Distributed computing is the process of running computational tasks on different cluster members. With distributed computing, computations are faster thanks to the following advantages:
-
Leveraging the combined processing power of a cluster.
-
Reducing network hops by running computations on the cluster that owns the data
Available Tools
Hazelcast offers the following tools for distributed computing, depending on your use case:
-
Entry processor: Update, remove, and read map entries on cluster members (servers).
-
Executor service: Execute your own Java code on cluster members and receive a result.
-
Pipeline: Create a data pipeline that runs fast batch or streaming processes on cluster members.
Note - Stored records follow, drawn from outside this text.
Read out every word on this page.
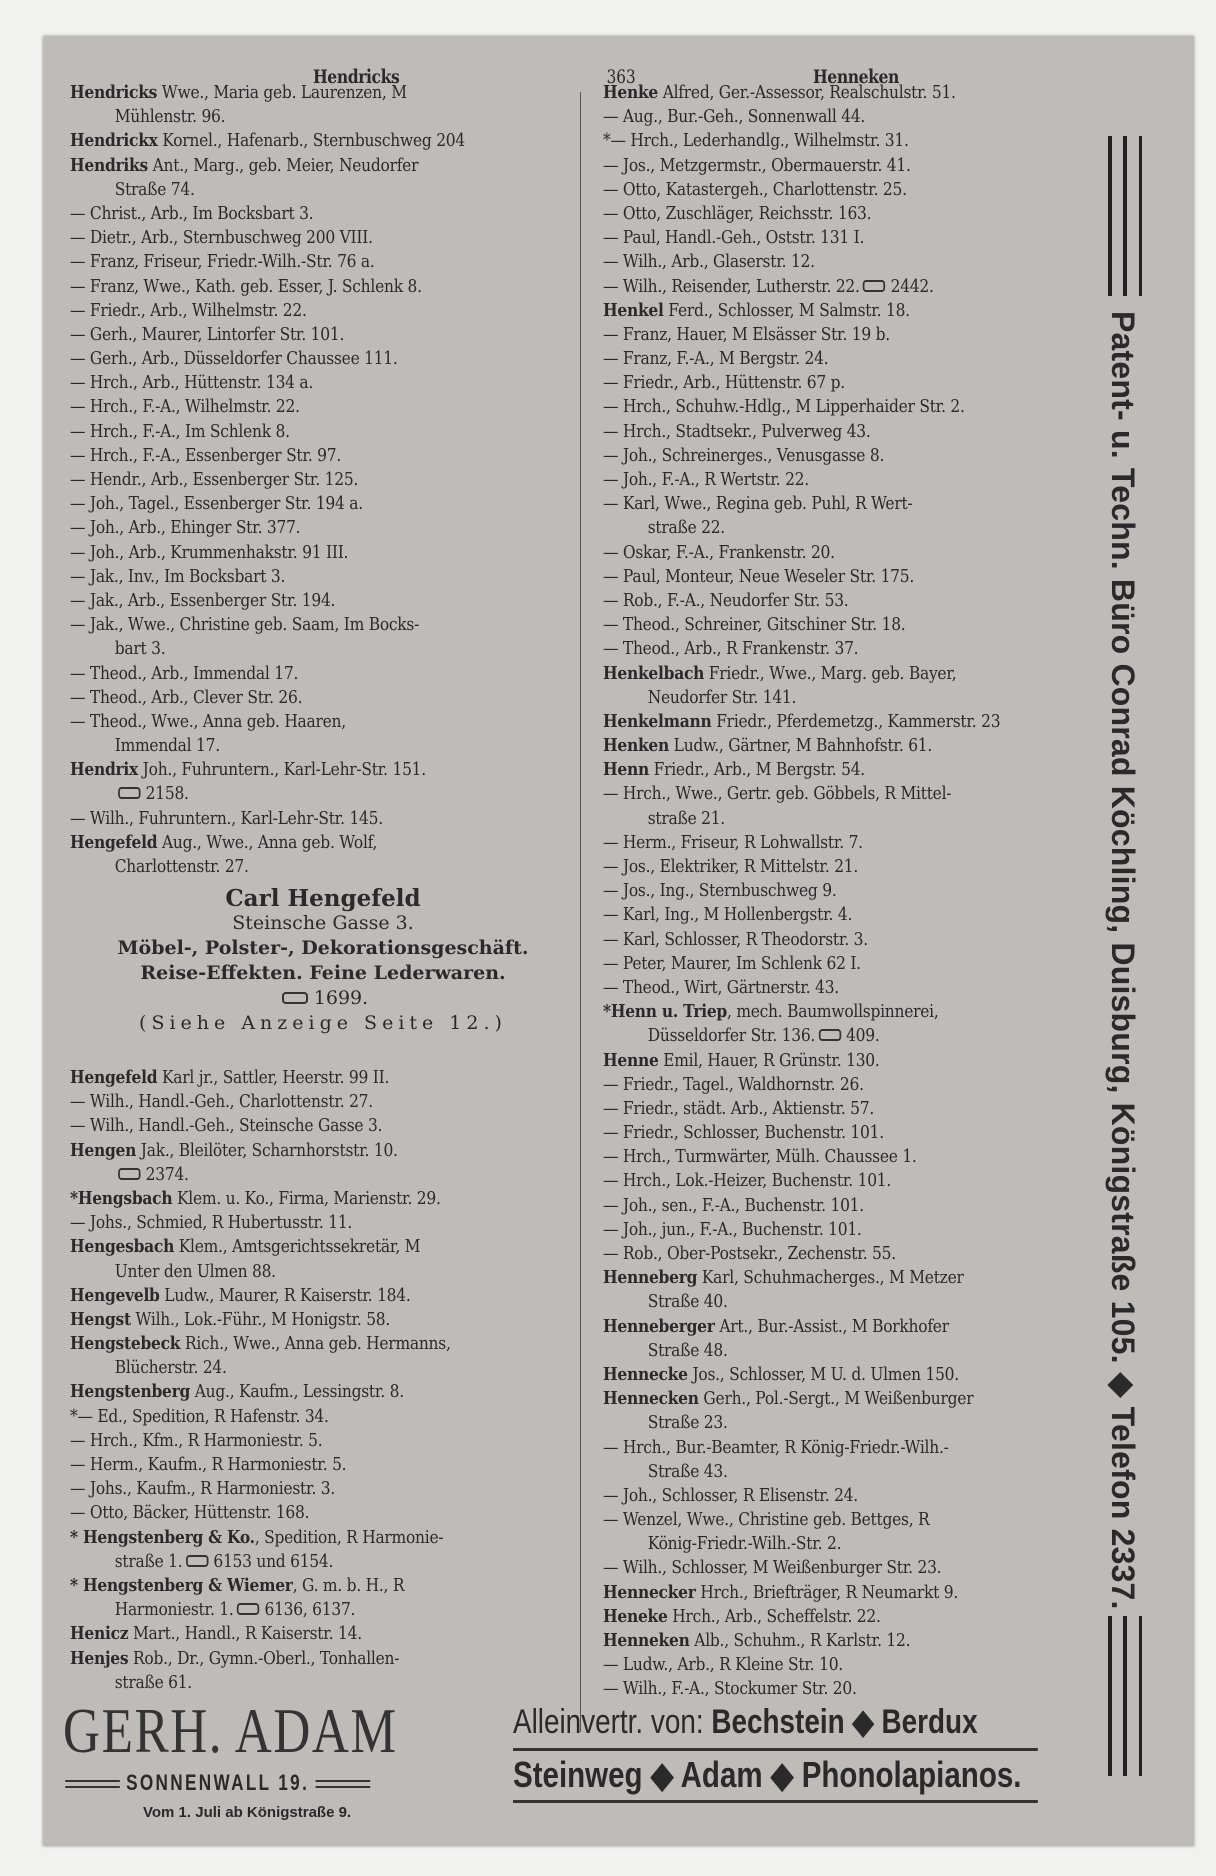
Hendricks	363	Henneken
Hendricks Wwe., Maria geb. Laurenzen, M
Mühlenstr. 96.
Hendrickx Kornel., Hafenarb., Sternbuschweg 204
Hendriks Ant., Marg., geb. Meier, Neudorfer
Straße 74.
— Christ., Arb., Im Bocksbart 3.
— Dietr., Arb., Sternbuschweg 200 VIII.
— Franz, Friseur, Friedr.-Wilh.-Str. 76 a.
— Franz, Wwe., Kath. geb. Esser, J. Schlenk 8.
— Friedr., Arb., Wilhelmstr. 22.
— Gerh., Maurer, Lintorfer Str. 101.
— Gerh., Arb., Düsseldorfer Chaussee 111.
— Hrch., Arb., Hüttenstr. 134 a.
— Hrch., F.-A., Wilhelmstr. 22.
— Hrch., F.-A., Im Schlenk 8.
— Hrch., F.-A., Essenberger Str. 97.
— Hendr., Arb., Essenberger Str. 125.
— Joh., Tagel., Essenberger Str. 194 a.
— Joh., Arb., Ehinger Str. 377.
— Joh., Arb., Krummenhakstr. 91 III.
— Jak., Inv., Im Bocksbart 3.
— Jak., Arb., Essenberger Str. 194.
— Jak., Wwe., Christine geb. Saam, Im Bocks-
bart 3.
— Theod., Arb., Immendal 17.
— Theod., Arb., Clever Str. 26.
— Theod., Wwe., Anna geb. Haaren,
Immendal 17.
Hendrix Joh., Fuhruntern., Karl-Lehr-Str. 151.
2158.
— Wilh., Fuhruntern., Karl-Lehr-Str. 145.
Hengefeld Aug., Wwe., Anna geb. Wolf,
Charlottenstr. 27.
Carl Hengefeld
Steinsche Gasse 3.
Möbel-, Polster-, Dekorationsgeschäft.
Reise-Effekten. Feine Lederwaren.
1699.
(Siehe Anzeige Seite 12.)
Hengefeld Karl jr., Sattler, Heerstr. 99 II.
— Wilh., Handl.-Geh., Charlottenstr. 27.
— Wilh., Handl.-Geh., Steinsche Gasse 3.
Hengen Jak., Bleilöter, Scharnhorststr. 10.
2374.
*Hengsbach Klem. u. Ko., Firma, Marienstr. 29.
— Johs., Schmied, R Hubertusstr. 11.
Hengesbach Klem., Amtsgerichtssekretär, M
Unter den Ulmen 88.
Hengevelb Ludw., Maurer, R Kaiserstr. 184.
Hengst Wilh., Lok.-Führ., M Honigstr. 58.
Hengstebeck Rich., Wwe., Anna geb. Hermanns,
Blücherstr. 24.
Hengstenberg Aug., Kaufm., Lessingstr. 8.
*— Ed., Spedition, R Hafenstr. 34.
— Hrch., Kfm., R Harmoniestr. 5.
— Herm., Kaufm., R Harmoniestr. 5.
— Johs., Kaufm., R Harmoniestr. 3.
— Otto, Bäcker, Hüttenstr. 168.
* Hengstenberg & Ko., Spedition, R Harmonie-
straße 1. 6153 und 6154.
* Hengstenberg & Wiemer, G. m. b. H., R
Harmoniestr. 1. 6136, 6137.
Henicz Mart., Handl., R Kaiserstr. 14.
Henjes Rob., Dr., Gymn.-Oberl., Tonhallen-
straße 61.
Henke Alfred, Ger.-Assessor, Realschulstr. 51.
— Aug., Bur.-Geh., Sonnenwall 44.
*— Hrch., Lederhandlg., Wilhelmstr. 31.
— Jos., Metzgermstr., Obermauerstr. 41.
— Otto, Katastergeh., Charlottenstr. 25.
— Otto, Zuschläger, Reichsstr. 163.
— Paul, Handl.-Geh., Oststr. 131 I.
— Wilh., Arb., Glaserstr. 12.
— Wilh., Reisender, Lutherstr. 22. 2442.
Henkel Ferd., Schlosser, M Salmstr. 18.
— Franz, Hauer, M Elsässer Str. 19 b.
— Franz, F.-A., M Bergstr. 24.
— Friedr., Arb., Hüttenstr. 67 p.
— Hrch., Schuhw.-Hdlg., M Lipperhaider Str. 2.
— Hrch., Stadtsekr., Pulverweg 43.
— Joh., Schreinerges., Venusgasse 8.
— Joh., F.-A., R Wertstr. 22.
— Karl, Wwe., Regina geb. Puhl, R Wert-
straße 22.
— Oskar, F.-A., Frankenstr. 20.
— Paul, Monteur, Neue Weseler Str. 175.
— Rob., F.-A., Neudorfer Str. 53.
— Theod., Schreiner, Gitschiner Str. 18.
— Theod., Arb., R Frankenstr. 37.
Henkelbach Friedr., Wwe., Marg. geb. Bayer,
Neudorfer Str. 141.
Henkelmann Friedr., Pferdemetzg., Kammerstr. 23
Henken Ludw., Gärtner, M Bahnhofstr. 61.
Henn Friedr., Arb., M Bergstr. 54.
— Hrch., Wwe., Gertr. geb. Göbbels, R Mittel-
straße 21.
— Herm., Friseur, R Lohwallstr. 7.
— Jos., Elektriker, R Mittelstr. 21.
— Jos., Ing., Sternbuschweg 9.
— Karl, Ing., M Hollenbergstr. 4.
— Karl, Schlosser, R Theodorstr. 3.
— Peter, Maurer, Im Schlenk 62 I.
— Theod., Wirt, Gärtnerstr. 43.
*Henn u. Triep, mech. Baumwollspinnerei,
Düsseldorfer Str. 136. 409.
Henne Emil, Hauer, R Grünstr. 130.
— Friedr., Tagel., Waldhornstr. 26.
— Friedr., städt. Arb., Aktienstr. 57.
— Friedr., Schlosser, Buchenstr. 101.
— Hrch., Turmwärter, Mülh. Chaussee 1.
— Hrch., Lok.-Heizer, Buchenstr. 101.
— Joh., sen., F.-A., Buchenstr. 101.
— Joh., jun., F.-A., Buchenstr. 101.
— Rob., Ober-Postsekr., Zechenstr. 55.
Henneberg Karl, Schuhmacherges., M Metzer
Straße 40.
Henneberger Art., Bur.-Assist., M Borkhofer
Straße 48.
Hennecke Jos., Schlosser, M U. d. Ulmen 150.
Hennecken Gerh., Pol.-Sergt., M Weißenburger
Straße 23.
— Hrch., Bur.-Beamter, R König-Friedr.-Wilh.-
Straße 43.
— Joh., Schlosser, R Elisenstr. 24.
— Wenzel, Wwe., Christine geb. Bettges, R
König-Friedr.-Wilh.-Str. 2.
— Wilh., Schlosser, M Weißenburger Str. 23.
Hennecker Hrch., Briefträger, R Neumarkt 9.
Heneke Hrch., Arb., Scheffelstr. 22.
Henneken Alb., Schuhm., R Karlstr. 12.
— Ludw., Arb., R Kleine Str. 10.
— Wilh., F.-A., Stockumer Str. 20.
Patent- u. Techn. Büro Conrad Köchling, Duisburg, Königstraße 105. ◆ Telefon 2337.
GERH. ADAM
SONNENWALL 19.
Vom 1. Juli ab Königstraße 9.
Alleinvertr. von: Bechstein ◆ Berdux
Steinweg ◆ Adam ◆ Phonolapianos.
When to use an Entry Processor
An entry processor is a good option if you perform bulk processing on a map. Usually you perform a loop of keys, executing map.get(key)
, mutating the value and finally putting the entry back in the map using map.put(key,value)
. If you perform this process from a client or from a member where the keys do not exist, you effectively perform two network hops for each update: The first to retrieve the data and the second to update the mutated value.
If you are doing the process described above, you should consider using entry processors. An entry processor executes read and update operations on the member where the data resides. This eliminates the costly network hops.
Entry processors are meant to process a single entry per call. Processing multiple entries and data structures in an entry processor is not supported as it may result in deadlocks. To process multiple entries at once, use a pipeline. |
When to use an Executor Service
The executor service is ideal for running arbitrary Java code on your cluster members.
When to use a Pipeline
Pipelines are a good fit when you want to perform processing that involves multiple entries (aggregations, joins, etc.), or involves multiple computing steps to be made parallel. Pipelines allow you to update maps as a result of your computation, using an entry processor sink.